Qu’entendez-vous par là ?
Jusqu’à présent, en Suisse, on prenait les décisions à l’échelon pertinent. Le développement territorial des communes était l’affaire des communes, et elles prenaient des décisions lors d’assemblées ou de votations communales. Depuis peu, on planifie de grandes installations solaires et éoliennes où l’on veut.
Les grandes centrales électriques sont d’intérêt national et visent à garantir l’approvisionnement en électricité.
Je comprends bien, mais nous sommes sur la mauvaise voie si nous cessons de tenir compte de l’avis de la population au moment de prendre des décisions. On ne peut pas simplement ignorer leurs craintes. À ce compte-là, pas besoin d’un Projet de territoire : c’est à qui sera le plus fort.
Vous exagérez. Pour les installations énergétiques, les cantons sont tenus d’impliquer les communes dans le processus de planification.

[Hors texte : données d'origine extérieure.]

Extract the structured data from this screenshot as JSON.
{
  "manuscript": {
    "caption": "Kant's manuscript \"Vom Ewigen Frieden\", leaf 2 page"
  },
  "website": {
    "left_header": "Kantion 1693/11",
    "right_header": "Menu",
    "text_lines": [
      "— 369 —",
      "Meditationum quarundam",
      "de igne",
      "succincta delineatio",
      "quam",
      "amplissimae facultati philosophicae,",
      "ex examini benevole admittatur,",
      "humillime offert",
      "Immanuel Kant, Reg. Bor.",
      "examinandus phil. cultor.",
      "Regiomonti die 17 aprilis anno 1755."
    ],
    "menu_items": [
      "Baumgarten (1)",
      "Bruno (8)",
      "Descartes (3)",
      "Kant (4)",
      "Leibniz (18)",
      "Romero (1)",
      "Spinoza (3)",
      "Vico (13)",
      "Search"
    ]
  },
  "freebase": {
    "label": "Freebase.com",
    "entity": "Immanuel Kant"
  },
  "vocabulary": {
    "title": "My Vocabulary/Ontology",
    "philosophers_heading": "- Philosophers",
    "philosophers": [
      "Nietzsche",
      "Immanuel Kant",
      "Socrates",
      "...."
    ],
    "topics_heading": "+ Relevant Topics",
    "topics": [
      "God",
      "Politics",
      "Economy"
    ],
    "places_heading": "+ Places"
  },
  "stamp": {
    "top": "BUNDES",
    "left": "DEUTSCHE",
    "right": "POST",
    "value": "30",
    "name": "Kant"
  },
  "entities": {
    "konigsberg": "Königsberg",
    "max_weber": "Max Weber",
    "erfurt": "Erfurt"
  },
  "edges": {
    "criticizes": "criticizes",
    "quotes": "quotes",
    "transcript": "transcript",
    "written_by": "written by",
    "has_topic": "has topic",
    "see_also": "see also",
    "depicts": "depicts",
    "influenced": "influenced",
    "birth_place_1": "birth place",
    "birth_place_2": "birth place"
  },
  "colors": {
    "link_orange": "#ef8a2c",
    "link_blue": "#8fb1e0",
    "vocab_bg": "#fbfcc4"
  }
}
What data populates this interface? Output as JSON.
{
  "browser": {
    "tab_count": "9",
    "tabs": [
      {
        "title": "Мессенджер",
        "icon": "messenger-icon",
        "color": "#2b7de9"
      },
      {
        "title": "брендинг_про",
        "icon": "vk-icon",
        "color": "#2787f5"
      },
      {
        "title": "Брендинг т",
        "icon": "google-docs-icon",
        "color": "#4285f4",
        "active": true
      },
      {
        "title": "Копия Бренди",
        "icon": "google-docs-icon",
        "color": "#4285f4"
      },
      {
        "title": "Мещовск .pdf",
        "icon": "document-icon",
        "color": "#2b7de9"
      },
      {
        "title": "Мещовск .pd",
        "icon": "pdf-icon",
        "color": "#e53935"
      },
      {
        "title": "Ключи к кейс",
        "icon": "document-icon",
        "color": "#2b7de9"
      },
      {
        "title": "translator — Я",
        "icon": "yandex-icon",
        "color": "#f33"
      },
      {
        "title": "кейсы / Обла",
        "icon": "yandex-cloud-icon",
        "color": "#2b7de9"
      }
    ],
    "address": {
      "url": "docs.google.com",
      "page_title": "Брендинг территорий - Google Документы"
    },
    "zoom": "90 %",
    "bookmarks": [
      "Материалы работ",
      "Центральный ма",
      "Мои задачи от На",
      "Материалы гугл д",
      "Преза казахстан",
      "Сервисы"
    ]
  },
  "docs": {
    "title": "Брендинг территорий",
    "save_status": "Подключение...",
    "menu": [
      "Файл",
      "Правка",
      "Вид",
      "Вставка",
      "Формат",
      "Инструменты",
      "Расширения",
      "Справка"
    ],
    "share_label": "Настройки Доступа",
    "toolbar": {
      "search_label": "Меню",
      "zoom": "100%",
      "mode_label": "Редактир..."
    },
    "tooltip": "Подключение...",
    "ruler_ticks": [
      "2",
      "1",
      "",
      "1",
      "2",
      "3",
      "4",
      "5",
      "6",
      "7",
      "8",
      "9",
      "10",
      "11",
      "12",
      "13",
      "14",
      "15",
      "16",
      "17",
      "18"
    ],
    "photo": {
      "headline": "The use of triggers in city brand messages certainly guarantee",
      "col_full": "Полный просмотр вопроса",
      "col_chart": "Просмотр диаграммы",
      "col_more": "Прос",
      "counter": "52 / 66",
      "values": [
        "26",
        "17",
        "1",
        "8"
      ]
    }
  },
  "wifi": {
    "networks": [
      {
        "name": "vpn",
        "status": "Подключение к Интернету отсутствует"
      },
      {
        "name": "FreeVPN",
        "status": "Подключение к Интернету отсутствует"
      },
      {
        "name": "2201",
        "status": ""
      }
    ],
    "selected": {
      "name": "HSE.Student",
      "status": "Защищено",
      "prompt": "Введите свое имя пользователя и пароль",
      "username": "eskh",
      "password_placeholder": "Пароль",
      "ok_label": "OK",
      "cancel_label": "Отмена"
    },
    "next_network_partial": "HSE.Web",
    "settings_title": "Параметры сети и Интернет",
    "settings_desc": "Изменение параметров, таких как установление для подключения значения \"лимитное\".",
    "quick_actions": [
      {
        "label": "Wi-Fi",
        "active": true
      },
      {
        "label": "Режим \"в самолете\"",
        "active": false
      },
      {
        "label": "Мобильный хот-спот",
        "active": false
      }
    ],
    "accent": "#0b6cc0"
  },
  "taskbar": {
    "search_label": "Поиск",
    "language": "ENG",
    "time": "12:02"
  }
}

J’ai connaissance de cas contraires. Une commune du canton de Zurich, par exemple, voulait ériger une croix sur les hauteurs, et le canton s’y est opposé. Maintenant, quasiment au même endroit, le canton prévoit de construire des éoliennes ! Pour une autorité communale, c’est incompréhensible. Cette gestion nuit à la crédibilité de l’activité de l’État.

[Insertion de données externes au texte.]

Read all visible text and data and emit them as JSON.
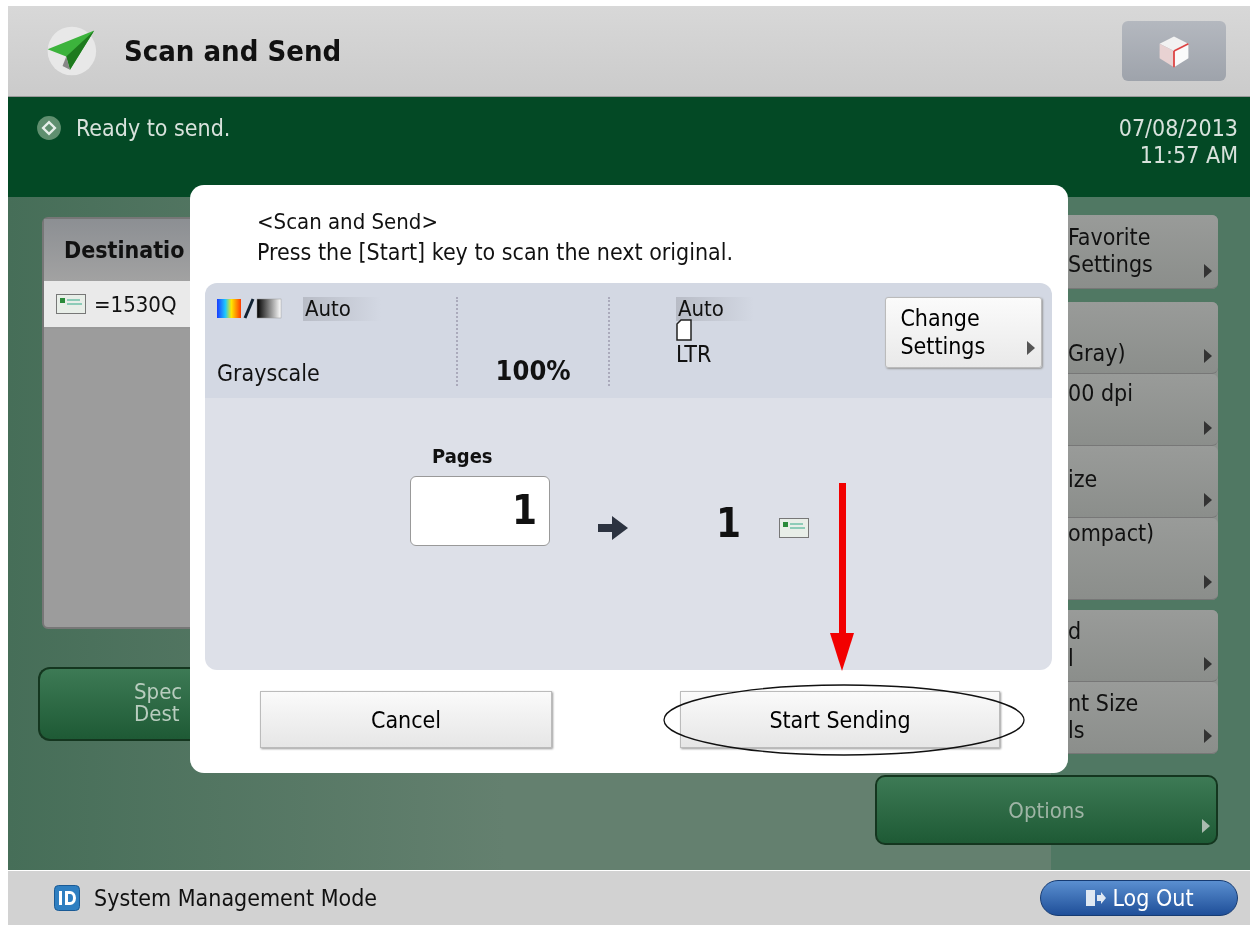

Ce serait une Suisse ouverte à la mixité sociale et dans laquelle aucune région n’est laissée pour compte. Il n’y aurait pas de clivage social. La ségrégation et les banlieues à l’instar d’autres pays n’existeraient pas. Malheureusement, nous observons ce genre de tendances aussi chez nous. La transition énergétique, par exemple, a jusqu’à présent surtout profité aux privilégiés. Pour l’employé de bureau ordinaire, il n’en est rien. Il n’est pas propriétaire d’une maison qu’il aurait le loisir d’équiper d’une station de recharge pour sa voiture électrique ou de panneaux solaires pour optimiser son budget énergétique. Ma Suisse de demain serait aussi une Suisse qui entretient une culture du bâti de qualité. Jusqu’ici, on a privilégié la quantité. Par culture du bâti de qualité, j’entends : moins d’entrepôts Lidl, plus de mixité dans les espaces de travail et d’habitation. Une Suisse bétonnée n’a pas d’avenir.